J’hausse les épaules aux prochains mots du médecin et je me permets de l’interrompre. Il n’a pas bien compris la situation, il ne saisit pas à quel point j’ai les pieds et les mains liées dans cette affaire qui devient de plus en plus sale et ce de jour en jour. Je ne viens vraiment pas pour une visite de courtoisie ou parce que j’en ai envie. « Non Liam c’est ça le problème, je ne peux pas avoir un inspecteur posté devant les portes de l’association à chaque petite réunion. C’est de l’argent jeté par les fenêtres et il s’agit avant tout d’une association bénévole et certains diront que la police en a suffisamment fait pour cette pauvre fille. » Je peux déjà entendre sans aucun problème la voix narquoise de Peter, alors qu’il agite sa caméra de malheur au nez d’un pauvre policier qui essaye de faire son travail.
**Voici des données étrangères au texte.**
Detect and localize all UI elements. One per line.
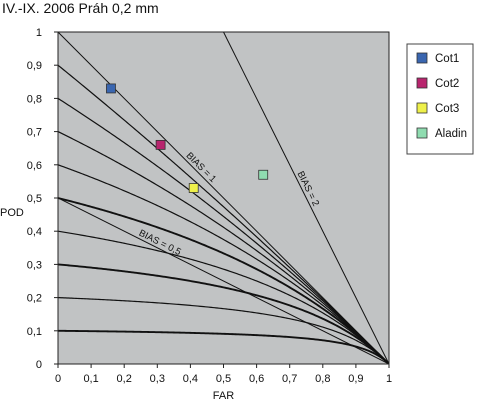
x-tick-label-3: 0,3	[150, 373, 165, 385]
csi-contour-0.8	[58, 97, 389, 364]
csi-contour-0.3	[58, 263, 389, 364]
legend-label-cot2: Cot2	[435, 78, 459, 90]
csi-contour-0.9	[58, 64, 389, 364]
legend-marker-cot1	[416, 52, 428, 64]
legend-marker-aladin	[416, 127, 428, 139]
data-point-cot1	[106, 83, 116, 94]
x-tick-label-8: 0,8	[315, 373, 330, 385]
plot-curves	[58, 32, 389, 364]
y-tick-label-2: 0,2	[27, 293, 42, 305]
legend-label-aladin: Aladin	[435, 128, 467, 140]
bias-line-2	[223, 32, 389, 364]
y-tick-label-6: 0,6	[27, 160, 42, 172]
csi-contour-0.5	[58, 197, 389, 364]
y-tick-label-3: 0,3	[27, 259, 42, 271]
y-tick-label-5: 0,5	[27, 193, 42, 205]
x-tick-label-9: 0,9	[348, 373, 363, 385]
y-tick-label-0: 0	[36, 359, 42, 371]
x-tick-label-7: 0,7	[282, 373, 297, 385]
csi-contour-0.2	[58, 297, 389, 364]
axes: 0 0,1 0,2 0,3 0,4 0,5 0,6 0,7 0,8 0,9 1 0 0,1 0,2 0,3 0…	[0, 27, 392, 402]
x-tick-label-1: 0,1	[83, 373, 98, 385]
x-tick-label-6: 0,6	[249, 373, 264, 385]
csi-contour-0.6	[58, 164, 389, 364]
legend-marker-cot2	[416, 77, 428, 89]
csi-contour-0.7	[58, 131, 389, 364]
y-tick-label-8: 0,8	[27, 93, 42, 105]
csi-contour-0.1	[58, 329, 389, 364]
legend-marker-cot3	[416, 102, 428, 114]
x-axis-title: FAR	[213, 390, 234, 402]
data-point-cot2	[155, 139, 166, 150]
x-tick-label-10: 1	[386, 373, 392, 385]
chart-title: IV.-IX. 2006 Práh 0,2 mm	[2, 0, 159, 16]
legend-label-cot3: Cot3	[435, 103, 459, 115]
y-tick-label-10: 1	[36, 27, 42, 39]
legend-label-cot1: Cot1	[435, 53, 459, 65]
csi-contour-0.4	[58, 230, 389, 364]
x-tick-label-5: 0,5	[216, 373, 231, 385]
bias-line-0	[58, 197, 389, 364]
y-tick-label-1: 0,1	[27, 326, 42, 338]
y-tick-label-4: 0,4	[27, 226, 42, 238]
y-axis-title: POD	[0, 207, 24, 219]
x-tick-label-0: 0	[55, 373, 61, 385]
data-point-cot3	[188, 183, 199, 193]
y-tick-label-7: 0,7	[27, 127, 42, 139]
x-tick-label-4: 0,4	[183, 373, 198, 385]
y-tick-label-9: 0,9	[27, 60, 42, 72]
data-point-aladin	[258, 169, 269, 180]
x-tick-label-2: 0,2	[117, 373, 132, 385]
legend: Cot1 Cot2 Cot3 Aladin	[406, 43, 474, 155]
Ou alors le scandale que pourrait nous faire Laura, en proclamant que c’est une atteinte à ses libertés et ses droits fondamentaux. Ce qui dans le fond serait totalement vrai. C’est à m’en donner mal à la tête et j’ai déjà passé trois nuits à noyer ça sous de l’aspirine et avec mon vieil ami Jack Daniel. Chose qui n’aide vraiment personne et qui donne une excuse à Jessica pour m’envoyer dormir sur le canapé. « C’est là que vous intervenez, vous seul, vous passerez pour le bon samaritain de l’histoire au final. » Et ce n’est pas ce que Liam veut dans le fond ? Se fondre la masse, passer pour quelqu’un de bienveillant, normal ? Je le sais, il le sait, est-ce qu’on peut arrêter de jouer à cette charade et passer aux choses sérieuses. Il commence à se faire tard et je pensais qu’avec lui au moins, je pourrais m’épargner la danse de la négociation, mais visiblement non. La musique commence à s’éterniser pourtant et je sais que je manque de rythme, de tempo, de tout, tant pis, précipitons les choses.« Bien sûr, personne ne peut savoir mais je suis certain que vous mentez mieux que personne, non ? »  La flatterie, avec une pointe de sincérité, peut-être qu’il le prendra mal, peut-être qu’il ne s’en offusquera pas, impossible de prévoir avec Liam, cependant, il faut que nous avançons, ou du moins qu’il me laisse le faire, quitte à ce que ce soit pour foncer dans un mur, cela restera un bon début.

« Donc c’est un oui de votre part si je ne m’abuse ? » J’ose, j’abat ma dernière carte, je pousse mon fou à travers le dédale de noir et blanc, que lui dire de plus, que lui proposer. « Sauf si ce ne sont pas vos termes et que vous attendez à ce que je délivre quelque chose en échange. » L’annonce est plus que brutale est claire et de cette façon, pas de moyen de faire croire que nous parlons d’autre chose. S’il a besoin d’une carotte au bout d’un bâton pour le motiver, je serais ravi de lui fournir la carotte, plus que ravie même.